В голове Несговорова немного помутилось, он для устойчивости оперся рукой о край чужой постели, поближе к золотистым икрам, и кое-как продолжил:
— И все бы ничего, да только подросла Орежа Мурежа, и пришла ей пора искать жениха. А надо сказать, что из любимых нарядов своих, «казачка» и «пастушка», она не только не выросла, но до того они стали ей впору, до того она была в них хороша, что ни одну другую девушку с Орежей или Мурежей и рядом нельзя было поставить. Кто бы из молодых красавцев ни встретил Орежу или Мурежу — тотчас забывал про все на свете, бросался за ними вслед и уже никогда не отставал. Так понемногу у каждой из них появилась своя толпа поклонников, и эти толпы громко топали за Орежей или Мурежей по улицам, поднимая пыль, как настоящие стада. Муреже легче было справляться со своим стадом, ведь она была «пастушком». В дополнение к пончо и сапожкам она завела длинный желтый хлыстик и с его помощью держала поклонников на порядочном расстоянии. Но Ореже с ее шелковой юбочкой хлыст не подходил, поэтому она возвращалась с прогулок сильно запыленная и даже забрызганная грязью, если шел дождик, и горько жаловалась Муреже на свою судьбу. Беда была в том, что Мурежа никак не могла помочь Ореже и проучить своим хлыстиком ее неосторожных поклонников, потому что поклонники у них были совсем разные. Кто первой видел Орежу, тот уже не мог изменить ей даже с Мурежей, до того сильно он влюблялся. И наоборот, влюбившийся в Мурежу уже не глядел на Орежу. Правду сказать, все они уже ни на кого больше не могли глядеть, лишь сидели у ворот Орежи Мурежи и плакали. По одну сторону ворот — поклонники Орежи, по другую — поклонники Мурежи. Когда открывалась калитка, одни с радостным визгом, смехом и песнями устремлялись за своей возлюбленной, а другие начинали плакать еще горше, потому что знали, что Орежа с Мурежей никогда не гуляют вместе, но только по очереди…
— Нет, не могу больше, это ж одни слезы, — сказала кривая и громко шмыгнула покалеченным носом.
— Ну и не слушай, а другим не мешай, — резонно возразила толстуха.
Как-то само собой вышло, что рыженькая ножка примостилась на коленях Несговорова, и он между делом, робея и волнуясь, приглаживал шелковистые волоски и пробегал невзначай пальцами по мягкой ступне. От этого занятия у него иногда темнело в глазах, но язык сам находил дорогу и продолжал плести свое. Рассказ даже выигрывал, выходя на рискованные повороты и обретая сладостное напряжение.

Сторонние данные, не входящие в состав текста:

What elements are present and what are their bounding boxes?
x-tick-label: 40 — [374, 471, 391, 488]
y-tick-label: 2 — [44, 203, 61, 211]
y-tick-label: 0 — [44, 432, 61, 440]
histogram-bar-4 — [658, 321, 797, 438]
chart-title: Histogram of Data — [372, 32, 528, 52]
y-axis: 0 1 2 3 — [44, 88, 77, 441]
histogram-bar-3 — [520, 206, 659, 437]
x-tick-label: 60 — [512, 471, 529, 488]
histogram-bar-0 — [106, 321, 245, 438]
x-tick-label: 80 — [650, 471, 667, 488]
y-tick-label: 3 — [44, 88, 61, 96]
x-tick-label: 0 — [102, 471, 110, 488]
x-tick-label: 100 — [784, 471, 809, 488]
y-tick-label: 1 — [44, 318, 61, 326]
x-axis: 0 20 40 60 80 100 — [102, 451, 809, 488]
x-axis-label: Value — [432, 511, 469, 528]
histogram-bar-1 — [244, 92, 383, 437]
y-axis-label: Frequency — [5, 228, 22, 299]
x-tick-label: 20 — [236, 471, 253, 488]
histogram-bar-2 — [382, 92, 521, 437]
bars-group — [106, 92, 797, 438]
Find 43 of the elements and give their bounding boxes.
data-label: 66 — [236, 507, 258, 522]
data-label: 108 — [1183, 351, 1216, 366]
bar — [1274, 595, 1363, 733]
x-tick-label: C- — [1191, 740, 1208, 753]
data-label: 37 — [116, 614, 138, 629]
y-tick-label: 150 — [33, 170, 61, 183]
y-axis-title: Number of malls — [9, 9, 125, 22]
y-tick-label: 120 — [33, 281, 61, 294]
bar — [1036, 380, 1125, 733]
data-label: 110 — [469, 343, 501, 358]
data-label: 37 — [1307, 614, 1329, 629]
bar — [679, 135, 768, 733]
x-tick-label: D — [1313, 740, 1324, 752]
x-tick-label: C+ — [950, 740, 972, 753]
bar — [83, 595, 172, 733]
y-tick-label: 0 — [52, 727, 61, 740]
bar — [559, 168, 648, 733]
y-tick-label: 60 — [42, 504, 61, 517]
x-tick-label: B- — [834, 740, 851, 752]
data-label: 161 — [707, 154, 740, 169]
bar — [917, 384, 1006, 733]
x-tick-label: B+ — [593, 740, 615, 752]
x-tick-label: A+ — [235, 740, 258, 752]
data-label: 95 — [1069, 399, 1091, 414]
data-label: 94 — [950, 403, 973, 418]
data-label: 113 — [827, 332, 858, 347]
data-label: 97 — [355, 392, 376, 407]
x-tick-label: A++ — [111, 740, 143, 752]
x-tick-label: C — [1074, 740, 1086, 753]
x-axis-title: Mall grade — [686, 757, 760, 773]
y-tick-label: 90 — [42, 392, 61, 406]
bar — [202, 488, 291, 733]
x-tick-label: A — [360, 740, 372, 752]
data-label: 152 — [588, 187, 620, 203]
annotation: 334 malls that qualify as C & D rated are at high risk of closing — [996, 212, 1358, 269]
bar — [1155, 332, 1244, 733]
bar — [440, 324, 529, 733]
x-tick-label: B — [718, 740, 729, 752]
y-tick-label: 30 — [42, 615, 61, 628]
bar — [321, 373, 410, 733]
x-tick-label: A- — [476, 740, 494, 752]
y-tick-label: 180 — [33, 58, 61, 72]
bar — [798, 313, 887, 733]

Даша ничего не замечала: она слышала, как ее соседка изредка пофыркивает, но считала, что все дело в забавной сказке, и тоже заливалась тихим смехом.
— Самой Ореже Муреже никто из поклонников не нравился, иначе она, конечно, сразу бы положила этому безобразию конец, просто выйдя замуж. И надо же было случиться, чтобы в один и тот же день приехали в это село, каждый по своим делам, два молодых красивых богатых иностранца: один из Германии, а другой из Америки. Разумеется, американец сразу же безумно влюбился в Мурежу, а немец — в Орежу. Но самое невероятное, чему и объяснение трудно сыскать, было в другом. Ореже самой приглянулся немец, да так сильно, что она даже Мурежу об этом забыла известить. А та, только вышла погулять, встретила американца — и полюбила его больше жизни.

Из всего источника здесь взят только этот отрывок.